Revelation 20:7-15 NASB - 7 When the thousand years are completed, Satan will be released from his prison, 8 and will come out to deceive the nations which are in the four corners of the earth, Gog and Magog, to gather them together for the war; the number of them is like the sand of the seashore. 9 And they came up on the broad plain of the earth and surrounded the camp of the saints and the beloved city, and fire came down from heaven and devoured them.
10 And the devil who deceived them was thrown into the lake of fire and brimstone, where the beast and the false prophet are also; and they will be tormented day and night forever and ever. 11 Then I saw a great white throne and Him who sat upon it, from whose presence earth and heaven fled away, and no place was found for them. 12 And I saw the dead, the great and the small, standing before the throne, and books were opened; and another book was opened, which is the book of life; and the dead were judged from the things which were written in the books, according to their deeds. 13 And the sea gave up the dead which were in it, and death and Hades gave up the dead which were in them; and they were judged, every one of them according to their deeds.
14 Then death and Hades were thrown into the lake of fire.

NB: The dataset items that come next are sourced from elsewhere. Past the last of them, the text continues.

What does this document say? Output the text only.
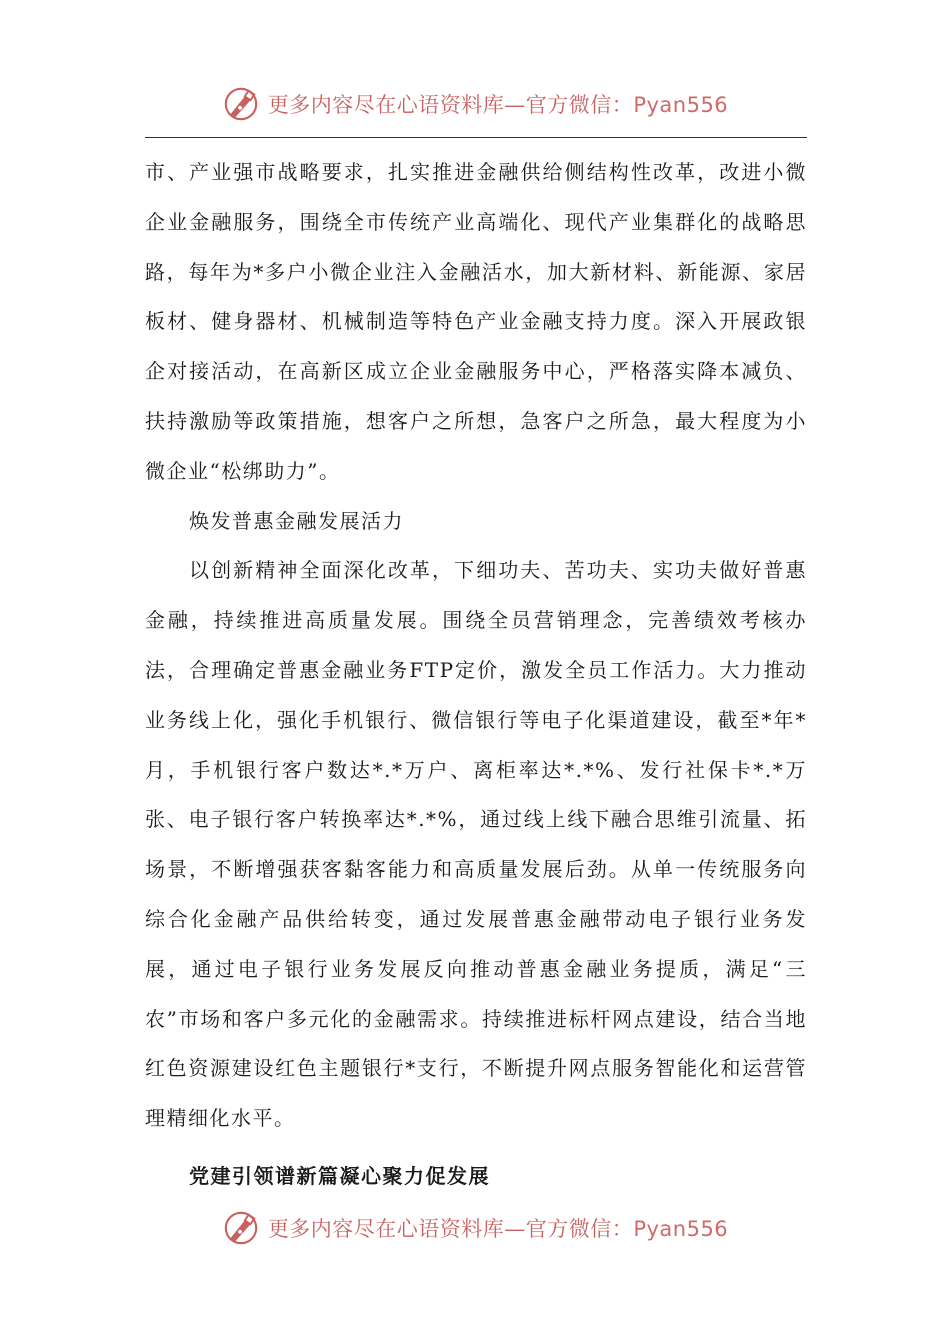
更多内容尽在心语资料库—官方微信：Pyan556

市、产业强市战略要求，扎实推进金融供给侧结构性改革，改进小微企业金融服务，围绕全市传统产业高端化、现代产业集群化的战略思路，每年为*多户小微企业注入金融活水，加大新材料、新能源、家居板材、健身器材、机械制造等特色产业金融支持力度。深入开展政银企对接活动，在高新区成立企业金融服务中心，严格落实降本减负、扶持激励等政策措施，想客户之所想，急客户之所急，最大程度为小微企业“松绑助力”。

焕发普惠金融发展活力

以创新精神全面深化改革，下细功夫、苦功夫、实功夫做好普惠金融，持续推进高质量发展。围绕全员营销理念，完善绩效考核办法，合理确定普惠金融业务FTP定价，激发全员工作活力。大力推动业务线上化，强化手机银行、微信银行等电子化渠道建设，截至*年*月，手机银行客户数达*.*万户、离柜率达*.*%、发行社保卡*.*万张、电子银行客户转换率达*.*%，通过线上线下融合思维引流量、拓场景，不断增强获客黏客能力和高质量发展后劲。从单一传统服务向综合化金融产品供给转变，通过发展普惠金融带动电子银行业务发展，通过电子银行业务发展反向推动普惠金融业务提质，满足“三农”市场和客户多元化的金融需求。持续推进标杆网点建设，结合当地红色资源建设红色主题银行*支行，不断提升网点服务智能化和运营管理精细化水平。

党建引领谱新篇凝心聚力促发展

更多内容尽在心语资料库—官方微信：Pyan556
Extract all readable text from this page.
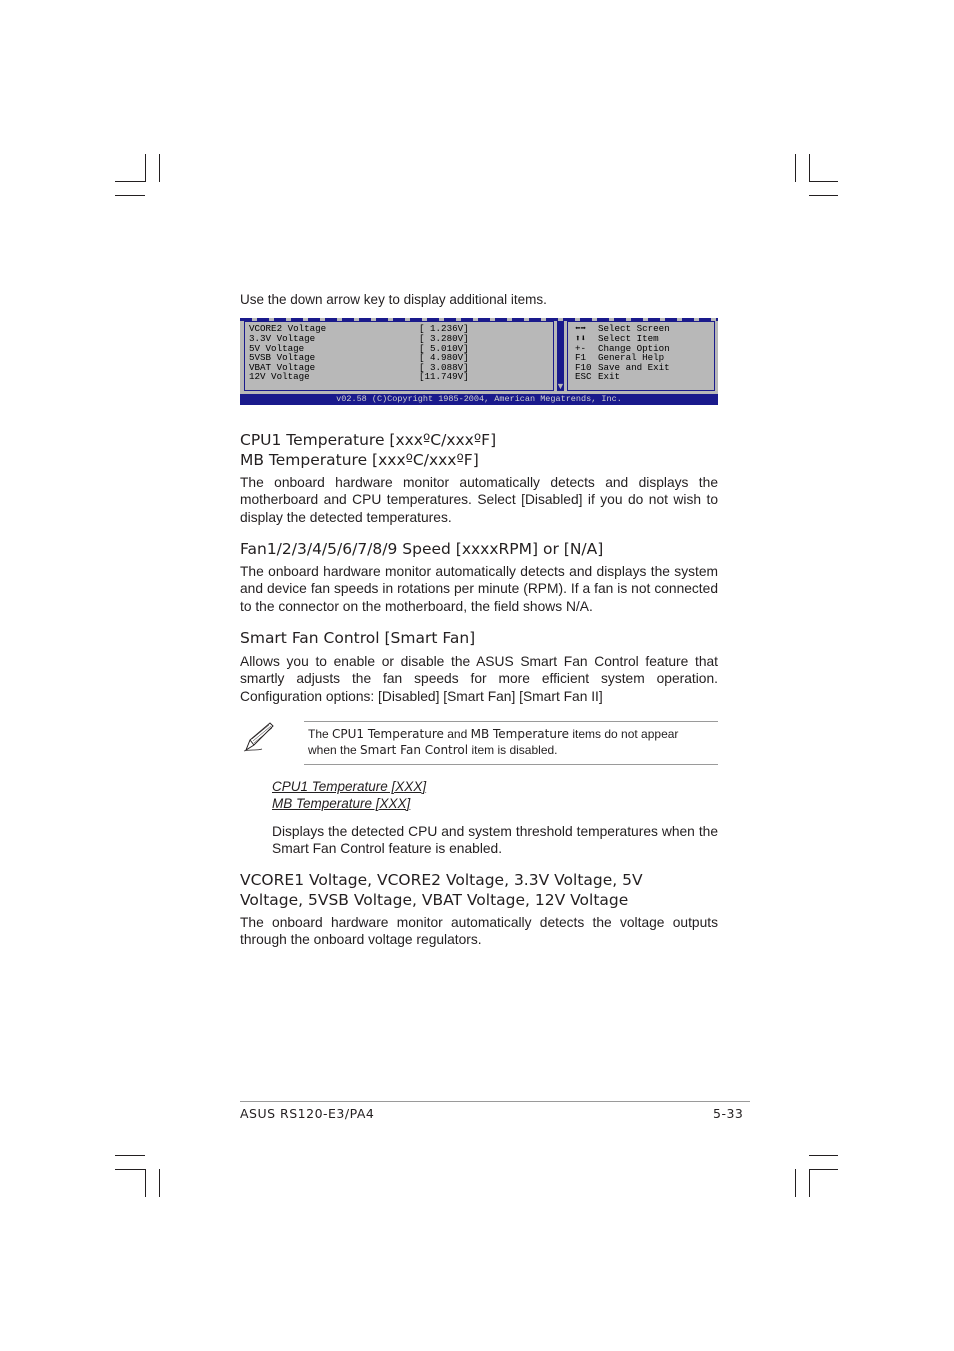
Use the down arrow key to display additional items.
VCORE2 Voltage	[ 1.236V]
3.3V Voltage	[ 3.280V]
5V Voltage	[ 5.010V]
5VSB Voltage	[ 4.980V]
VBAT Voltage	[ 3.088V]
12V Voltage	[11.749V]
▼
⬅➡ Select Screen
⬆⬇ Select Item
+- Change Option
F1 General Help
F10 Save and Exit
ESC Exit
v02.58 (C)Copyright 1985-2004, American Megatrends, Inc.
CPU1 Temperature [xxxºC/xxxºF]
MB Temperature [xxxºC/xxxºF]

The onboard hardware monitor automatically detects and displays the motherboard and CPU temperatures. Select [Disabled] if you do not wish to display the detected temperatures.

Fan1/2/3/4/5/6/7/8/9 Speed [xxxxRPM] or [N/A]

The onboard hardware monitor automatically detects and displays the system and device fan speeds in rotations per minute (RPM). If a fan is not connected to the connector on the motherboard, the field shows N/A.

Smart Fan Control [Smart Fan]

Allows you to enable or disable the ASUS Smart Fan Control feature that smartly adjusts the fan speeds for more efficient system operation. Configuration options: [Disabled] [Smart Fan] [Smart Fan II]

The CPU1 Temperature and MB Temperature items do not appear when the Smart Fan Control item is disabled.
CPU1 Temperature [XXX]
MB Temperature [XXX]

Displays the detected CPU and system threshold temperatures when the Smart Fan Control feature is enabled.

VCORE1 Voltage, VCORE2 Voltage, 3.3V Voltage, 5V
Voltage, 5VSB Voltage, VBAT Voltage, 12V Voltage

The onboard hardware monitor automatically detects the voltage outputs through the onboard voltage regulators.

ASUS RS120-E3/PA4	5-33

This is the second death, the lake of fire. 15 And if anyone's name was not found written in the book of life, he was thrown into the lake of fire.
Death is obviously not an object which can be thrown, but the idea is that death is to no longer exist, therefore it is done away with in the lake of fire. If death no longer exists, then the grave is unnecessary as well, so it is done away with by being thrown into the lake of fire.
The lake of fire is seen in this way as an incinerator which eradicates what is thrown into it. Therefore, why would we not also see that the human souls tossed into the lake are likewise done away with like death and the grave?
This solution would keep you happy with being punished eternally because if you are annihilated through incineration, then you have been punished with eternal consequences.
Not to confuse the matter more, but the problem with the lake of fire is that so much is symbolic in the book of Revelation, why should we take it literally that there is an actual lake of fire? My understanding is that it is symbolic and not literal.
So, what is the symbolic meaning? I think it is like the other places fire is seen symbolically. It consumes what is of straw/chaff and allows what is precious to survive. This is how fire is used in other prophetic passages in the Bible.
This would allow death and the grave to be entirely consumed and eradicated. As for the souls, it would either mean they are likewise eradicated or they go through a painful process where what little that is precious about them survives and the rest of them is destroyed.